Personalize Your URL
Inevitably, LinkedIn will add a string of numbers to the end of the URL to your profile making your address appear like this: https:www.linkedin.com/in/name-a989034. Who wants that?! You can personalize the URL to your profile! Simply click the link to "Edit public profile and URL" and then type what you'd like it to be. To maximize professionalism, I'd recommend some version of your name. If you have a super popular name (John Smith, for example), it may become difficult to customize using just your name. In that case, try adding your middle initial or use some type of abbreviation for your location or even your industry (i.e., John Smith CPA). Now your LinkedIn profile address will be https://www.linkedin.com/in/name. Ah, much better!
"Career Interests"—Let Potential Employers Know You're Looking for Work!
Now that your profile is "All-Star," how do you let prospective employers know you're looking for a career? Well, my friends, we've come to the fun part of our evening. The part where all the hard work will pay off!
If you click on the section entitled "Career Interests," you have the opportunity to drop a note to recruiters to show them you're interested in a new career opportunity. You detail whether you're casually looking, actively applying, or not looking, but open to offers. There is an option to show that you're not open to offers, but if you're there turning this section ON, I can't imagine a reason you'd choose that option.

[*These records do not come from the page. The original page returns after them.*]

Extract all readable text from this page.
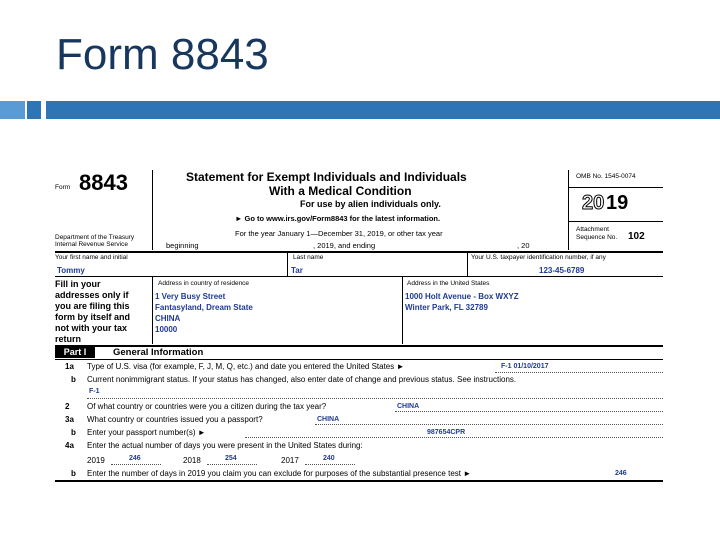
Form 8843
Form 8843
Department of the Treasury
Internal Revenue Service
Statement for Exempt Individuals and Individuals
With a Medical Condition
For use by alien individuals only.
► Go to www.irs.gov/Form8843 for the latest information.
For the year January 1—December 31, 2019, or other tax year
beginning	, 2019, and ending	, 20
OMB No. 1545-0074
20 19
Attachment
Sequence No. 102
Your first name and initial
Tommy
Last name
Tar
Your U.S. taxpayer identification number, if any
123-45-6789
Fill in your
addresses only if
you are filing this
form by itself and
not with your tax
return
Address in country of residence
1 Very Busy Street
Fantasyland, Dream State
CHINA
10000
Address in the United States
1000 Holt Avenue - Box WXYZ
Winter Park, FL 32789
Part I	General Information
1a Type of U.S. visa (for example, F, J, M, Q, etc.) and date you entered the United States ►	F-1 01/10/2017
b Current nonimmigrant status. If your status has changed, also enter date of change and previous status. See instructions.
F-1
2 Of what country or countries were you a citizen during the tax year?	CHINA
3a What country or countries issued you a passport?	CHINA
b Enter your passport number(s) ►	987654CPR
4a Enter the actual number of days you were present in the United States during:
2019	246	2018	254	2017	240
b Enter the number of days in 2019 you claim you can exclude for purposes of the substantial presence test ►	246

After that, you start typing in job titles you'd be interested in exploring. This is going to work a lot like the "Skills" section. You will begin to type something, and LinkedIn will populate suggestions so go a little slow here and pay attention to the suggestions because you may just see something you would've otherwise thought about.
You'll notice in the top right-hand corner of the "Career Interests" box an option for privacy settings. It's a really good idea to explore these settings, especially if you're trying to find employment but you don't want your current employer to know.
This content is accurate and true to the best of the author’s knowledge and is not meant to substitute for formal and individualized advice from a qualified professional.